I can’t believe my maternity leave is over. It went by so quickly. We had the first seven weeks, when I was just trying to figure life out with a newborn. Then three weeks in Colorado staying with the in-laws, completely out of sorts, trying to make it through each day without melting down. Then two weeks at home, working part-time during naps, frantically trying to get my poor baby on some sort of schedule, just so she would sleep a little better at night, and not require someone to hold her all day every day, knowing I was going back to work. Each of these periods of time had their good moments, and their bad, and I wish I could redo this time. Because now I am at work, missing my baby girl, pumping every three hours, exhausted and trying to figure out how I’m going to sustain this life. Why does it have to be so hard?
I have good moments. Last night when I was bathing little Alex, she was happy. She stares at me during the whole bathtime, and I talk to her about my day and how I missed her, and I tell her how much I love her. I play with her, and I watch her as she moves around and splashes water. But the rest of the evening, she was not happy. She’s starting to get real fussy, particularly in the evenings, and I hate it. I miss her good mornings, when she’s full of smiles and happy to play. Now that I’m at work, someone else gets to enjoy those special times in her day. I wake her up in the morning, feed her a bottle, and then hand her off to my MIL, at least this week. Next week I’m hiring a friend’s sister to watch Alex for two weeks, then the hubs is off for three weeks, and then daycare. But I’m happy that I don’t have to drop Alex off for daycare until she’s four months old. It will be on her four month birthday in fact.

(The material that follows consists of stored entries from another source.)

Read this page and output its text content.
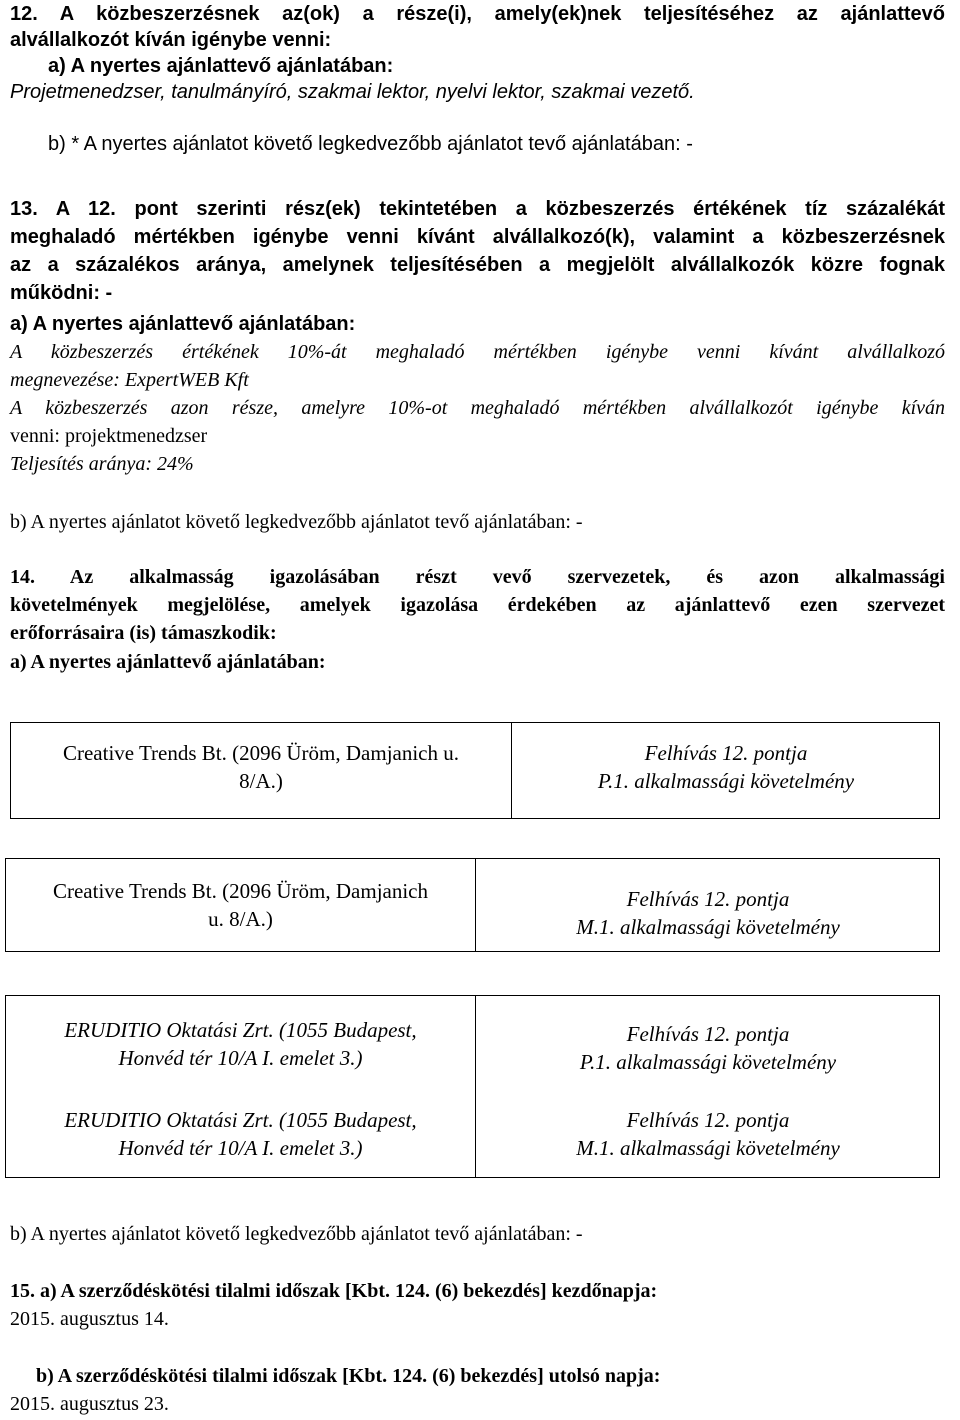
12. A közbeszerzésnek az(ok) a része(i), amely(ek)nek teljesítéséhez az ajánlattevő
alvállalkozót kíván igénybe venni:
a) A nyertes ajánlattevő ajánlatában:
Projetmenedzser, tanulmányíró, szakmai lektor, nyelvi lektor, szakmai vezető.
b) * A nyertes ajánlatot követő legkedvezőbb ajánlatot tevő ajánlatában: -
13. A 12. pont szerinti rész(ek) tekintetében a közbeszerzés értékének tíz százalékát
meghaladó mértékben igénybe venni kívánt alvállalkozó(k), valamint a közbeszerzésnek
az a százalékos aránya, amelynek teljesítésében a megjelölt alvállalkozók közre fognak
működni: -
a) A nyertes ajánlattevő ajánlatában:
A közbeszerzés értékének 10%-át meghaladó mértékben igénybe venni kívánt alvállalkozó
megnevezése: ExpertWEB Kft
A közbeszerzés azon része, amelyre 10%-ot meghaladó mértékben alvállalkozót igénybe kíván
venni: projektmenedzser
Teljesítés aránya: 24%
b) A nyertes ajánlatot követő legkedvezőbb ajánlatot tevő ajánlatában: -
14. Az alkalmasság igazolásában részt vevő szervezetek, és azon alkalmassági
követelmények megjelölése, amelyek igazolása érdekében az ajánlattevő ezen szervezet
erőforrásaira (is) támaszkodik:
a) A nyertes ajánlattevő ajánlatában:
Creative Trends Bt. (2096 Üröm, Damjanich u.
8/A.)
Felhívás 12. pontja
P.1. alkalmassági követelmény
Creative Trends Bt. (2096 Üröm, Damjanich
u. 8/A.)
Felhívás 12. pontja
M.1. alkalmassági követelmény
ERUDITIO Oktatási Zrt. (1055 Budapest,
Honvéd tér 10/A I. emelet 3.)
Felhívás 12. pontja
P.1. alkalmassági követelmény
ERUDITIO Oktatási Zrt. (1055 Budapest,
Honvéd tér 10/A I. emelet 3.)
Felhívás 12. pontja
M.1. alkalmassági követelmény
b) A nyertes ajánlatot követő legkedvezőbb ajánlatot tevő ajánlatában: -
15. a) A szerződéskötési tilalmi időszak [Kbt. 124. (6) bekezdés] kezdőnapja:
2015. augusztus 14.
b) A szerződéskötési tilalmi időszak [Kbt. 124. (6) bekezdés] utolsó napja:
2015. augusztus 23.
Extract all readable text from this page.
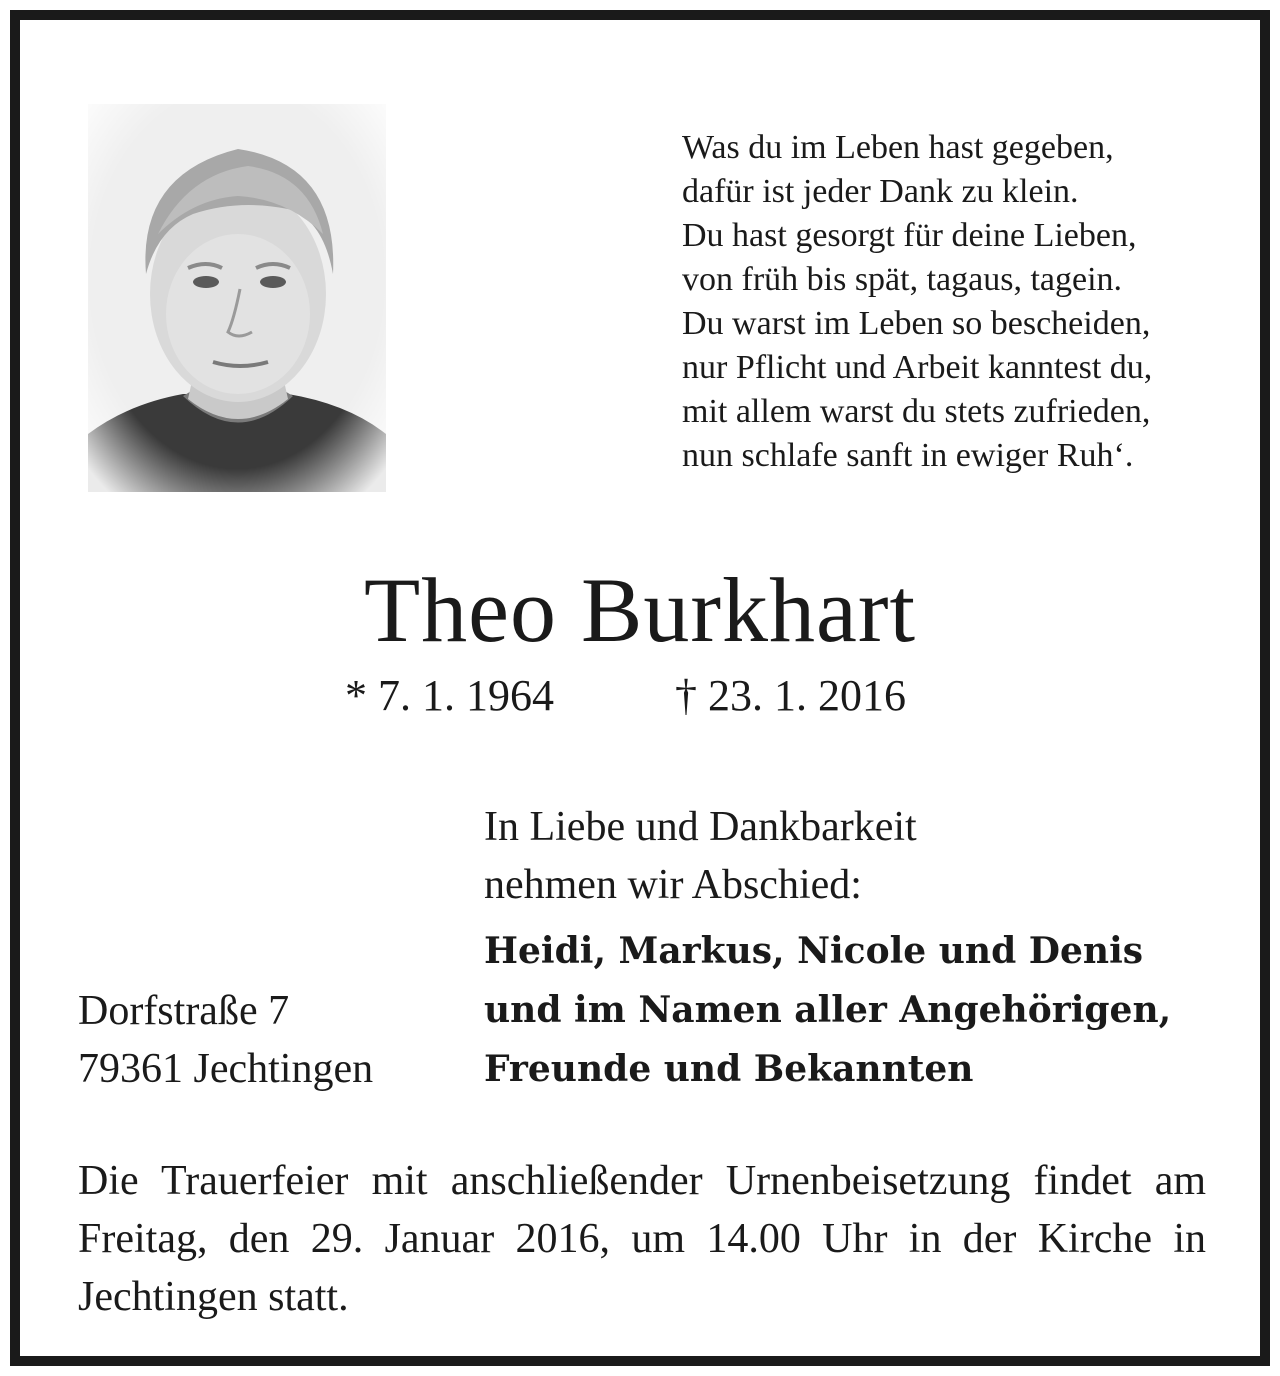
Was du im Leben hast gegeben,
dafür ist jeder Dank zu klein.
Du hast gesorgt für deine Lieben,
von früh bis spät, tagaus, tagein.
Du warst im Leben so bescheiden,
nur Pflicht und Arbeit kanntest du,
mit allem warst du stets zufrieden,
nun schlafe sanft in ewiger Ruh‘.
Theo Burkhart
* 7. 1. 1964	† 23. 1. 2016
In Liebe und Dankbarkeit
nehmen wir Abschied:
Heidi, Markus, Nicole und Denis
und im Namen aller Angehörigen,
Freunde und Bekannten
Dorfstraße 7
79361 Jechtingen
Die Trauerfeier mit anschließender Urnenbeisetzung findet am Freitag, den 29. Januar 2016, um 14.00 Uhr in der Kirche in Jechtingen statt.
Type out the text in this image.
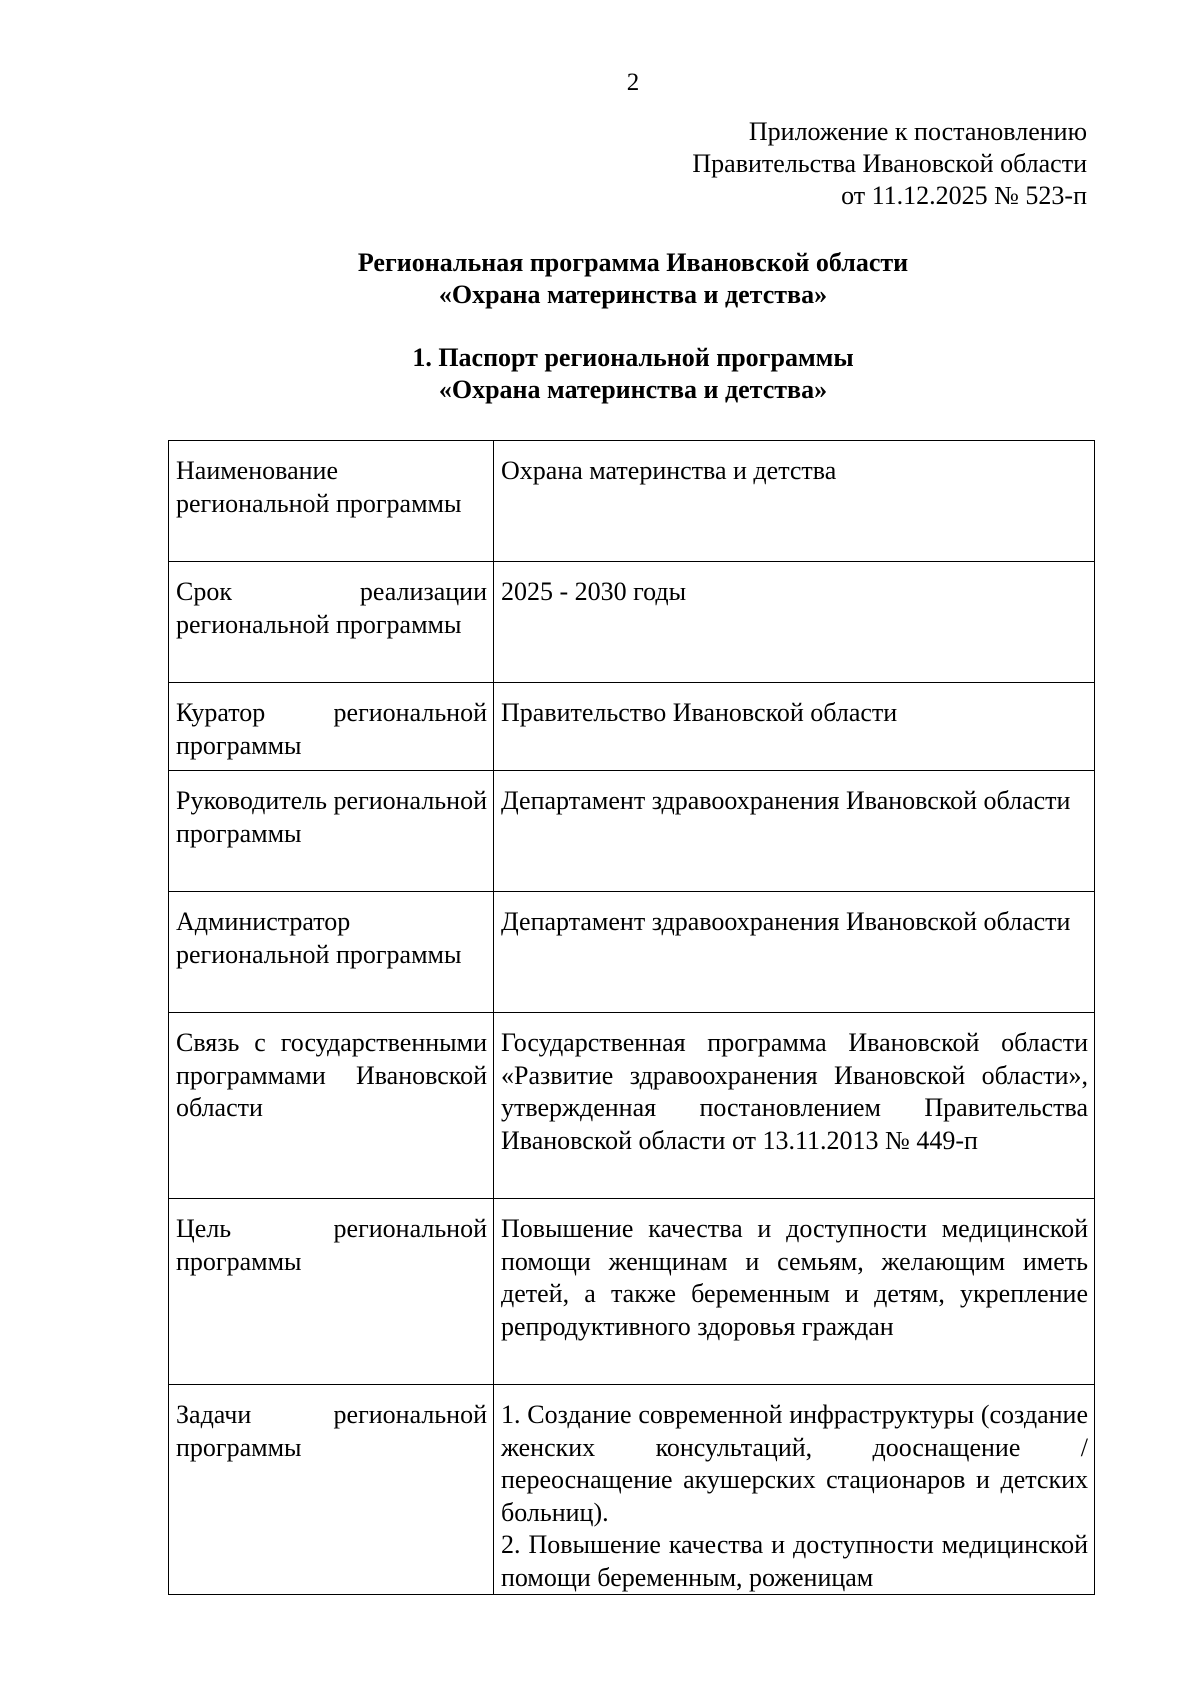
2
Приложение к постановлению
Правительства Ивановской области
от 11.12.2025 № 523-п
Региональная программа Ивановской области
«Охрана материнства и детства»
1. Паспорт региональной программы
«Охрана материнства и детства»
Наименование региональной программы	Охрана материнства и детства
Срок реализации региональной программы	2025 - 2030 годы
Куратор региональной программы	Правительство Ивановской области
Руководитель региональной программы	Департамент здравоохранения Ивановской области
Администратор региональной программы	Департамент здравоохранения Ивановской области
Связь с государственными программами Ивановской области	Государственная программа Ивановской области «Развитие здравоохранения Ивановской области», утвержденная постановлением Правительства Ивановской области от 13.11.2013 № 449-п
Цель региональной программы	Повышение качества и доступности медицинской помощи женщинам и семьям, желающим иметь детей, а также беременным и детям, укрепление репродуктивного здоровья граждан
Задачи региональной программы	1. Создание современной инфраструктуры (создание женских консультаций, дооснащение / переоснащение акушерских стационаров и детских больниц).
2. Повышение качества и доступности медицинской помощи беременным, роженицам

But back to Alex’s fussiness. I wonder if it could be because I’m no longer there. I got home last night, and she wouldn’t take a bottle from me. We stopped nursing at every feeding about two weeks ago, and I discovered that she wasn’t eating much at a time. With the hope that my milk supply was increasing, I would nurse her, and then wait for her to show hungry signs before giving her a bottle. And so what I got is a child who wouldn’t eat more that 2-3 ounces at a time, and just snacked all day and night long. Now that we’re on a feeding schedule, I’ve discovered that Alex wants about 5 ounces each feeding, about every 3 hours. With this kind of schedule, she now sleeps during most of the night, only waking up for a dream feed at 10:30 at night, and then around 3 am. Before implementing a schedule, she was waking up on average about 4 times per night. I knew I couldn’t maintain that kind of schedule when I went back to work!
And so we stopped nursing, almost exclusively, about two weeks ago. I pump, and then feed her expressed breast milk or formula for all but one feeding. My plan was to nurse her at 6 pm when I got home from work, and then give her a bottle. Well the last two nights she absolutely refuses to take a bottle from me! I nursed her, she acted like she was done, and so I tried to give her a bottle, and she screamed. Inconsolable crying, which is very unusual for her. Last night I was able to trick her a little before bedtime by nursing her, waiting until she dozed a little, then without her opening her eyes, I stuck a bottle in her mouth and she would drink some. Then she would open her eyes and scream! So miserable. I feel so bad, I really do think this is because she’s out of sorts from me leaving her. I hope it gets better, very soon, because it breaks my heart to see her crying like this.
I know this is a phase, but boy this is hard right now. I’m completely exhausted, and I don’t feel like I’m functioning very well at work, and I feel like an awful mother with my screaming baby at night. I stare at her pictures at work all day long, hoping to get home soon. Oh, and my milk production still sucks so I spend all this time with this stupid pump hooked to me, and I go home after a full work day with about 6 ounces in my cooler – enough for one bottle plus an ounce! Luckily I make more at night, as I can pump about 4 ounces at 3 am, and another 3 ounces at 6 am. In total, I pump about 15 ounces each day, plus nurse her once, so I’m providing around half her total consumption of 30-32 ounces daily. I wish I could do more, but I’m running out of ideas on how to increase production. This part alone has been so incredibly frustrating. Some days I’m at peace with it, knowing I’m doing what I can. But other days, I’m just exhausted and tired of it all, wondering if all this pumping madness is worth it. I want to be able to continue, but this is so hard.
I feel bad, posting out here, knowing that I haven’t even logged onto my blog reader in weeks. But I’m back at work now, and as stupid as it sounds, I know once I catch up and we’re past this super busy phase at work in a couple weeks, I’ll have more time to read blogs. I’ve never been so busy in my life as I have the last few months, and I’ve had to cut some things out. I’m sorry. All I want to do is hold my baby girl. Speaking of, I need to get back to work so I can bolt out of here as soon as possible! Hope you all are doing well!!!